An Illinois Federal District Court, applying Illinois law, denied Combined Insurance Company of America’s (“Combined Insurance”) Motion to Dismiss a Dillard’s employee’s proposed class action and breach of contract claim. The court held that the plaintiff had sufficiently plead its claim and that it was plausible that Combined Insurance had indeed breached its contractual obligations to keep its privacy promise under the insurance policies it issued to Dillard’s employees.
Anne Dolmage, an employee of Dillard’s, brought a class action claim against Combined Insurance asserting breach of contract after being a victim of identity theft.

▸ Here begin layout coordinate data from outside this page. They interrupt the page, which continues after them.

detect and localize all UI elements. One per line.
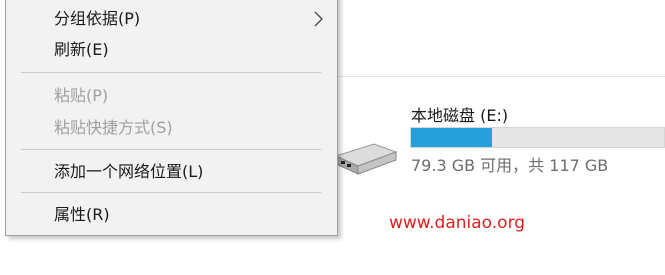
drive-usage-bar [410, 127, 665, 148]
menu-separator [21, 149, 321, 150]
section-divider [330, 76, 665, 77]
menu-item-paste[interactable]: 粘贴(P) [6, 78, 337, 114]
drive-name[interactable]: 本地磁盘 (E:) [411, 102, 508, 126]
watermark-text: www.daniao.org [389, 213, 526, 233]
menu-item-label: 添加一个网络位置(L) [54, 162, 204, 181]
hard-drive-icon[interactable] [330, 130, 400, 180]
menu-item-label: 粘贴(P) [54, 86, 109, 105]
menu-item-label: 粘贴快捷方式(S) [54, 118, 173, 137]
drive-stats: 79.3 GB 可用，共 117 GB [411, 156, 609, 175]
menu-separator [21, 192, 321, 193]
menu-separator [21, 72, 321, 73]
chevron-right-icon [314, 11, 323, 27]
menu-item-label: 刷新(E) [54, 40, 109, 59]
menu-item-paste-shortcut[interactable]: 粘贴快捷方式(S) [6, 110, 337, 146]
menu-item-label: 属性(R) [54, 205, 110, 224]
drive-usage-fill [411, 128, 492, 147]
context-menu: 分组依据(P) 刷新(E) 粘贴(P) 粘贴快捷方式(S) 添加一个网络位置(L… [5, 0, 338, 236]
menu-item-refresh[interactable]: 刷新(E) [6, 32, 337, 68]
menu-item-add-network-location[interactable]: 添加一个网络位置(L) [6, 154, 337, 190]
menu-item-properties[interactable]: 属性(R) [6, 197, 337, 233]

Dolmage and the other proposed class members are Dillard’s employees who purchased insurance policies from Combined Insurance between March 2010 and March 2012.. Dolmage’s identity theft allegedly occurred as a result of Combined Insurance’s hiring of Enrolltek to help process insurance applications. According to Dolmage, Enrolltek stored the applicant’s information on an unsecured hard drive. Dolmage alleges that proposed class members’ personal information was “posted online, unsecure and unprotected,” and was “accessible to anyone with an Internet connection.” Combined Insurance was notified about the data breach by Dillard’s employees who, upon entering their names into a Google search, had discovered that their personal information was readily available online. Combined Insurance notified Dolmage and the proposed class members about the improper security measures and offered a credit monitoring services for a one-year period.
According to the amended complaint, Dolmage and the proposed class members received a document from Combined Insurance entitled “Our Privacy Pledge to you” (“Privacy Pledge”) along with other materials relating to his or her application for health insurance. Dolmage asserted that the Privacy Pledge was a part of the insurance policy obtained from Combined Insurance. Combined Insurance disagreed and argued that the Privacy Pledge was not incorporated into the insurance policy and that it was not otherwise enforceable in a breach of contract action.
The district court rejected Combined Insurance’s argument that the policy documents barred the breach of contract claim as a matter of law. The court relied on the health insurance policy definition of “policy” which includes any attached applications, and riders and endorsements. The court examined Illinois case law and Black’s Law Dictionary and ruled that the Privacy Pledge could be considered an endorsement to the policy, and, therefore, the Privacy Pledge falls could fall under the definition of policy. Thus, the court rejected Combined Insurance’s argument that there was no claim as a matter of law. U.S. District Court Judge Ruben Castillo stated: “Based on plaintiff’s allegations and the language of the policy, her claim that the policy incorporated the Privacy Pledge is not implausible.” The Judge also noted that Combined Insurance could have avoided any ambiguity by clearly labeling the documents sent with the policy that were intended to be incorporated by reference or could have drafted an integration clause that did not reference outside documents, but Combined Insurance did not do so.
Combined Insurance also argued that the breach of contract claim should be dismissed because Dolmage did not allege that she relied on the Privacy Pledge before she agreed to the insurance contract. The court rejected this argument and found that reliance is not an element of breach of contract under Illinois law. In addition, in response to Combined Insurance’s argument that Dolmage had not sufficiently alleged causation, the court stated: “Given the timeline of the events, and the fact that at least 30 other Dillard’s employees allegedly suffered the same type of identity theft, it was certainly plausible that there is a causal link between Defendant’s failure to ensure the confidentiality of the date and the damages alleged. That is all that is required at this stage.” Dolmage v. Combined Ins. Co., No. 14 C 3809 (N.D. Ill. Feb. 23, 2016).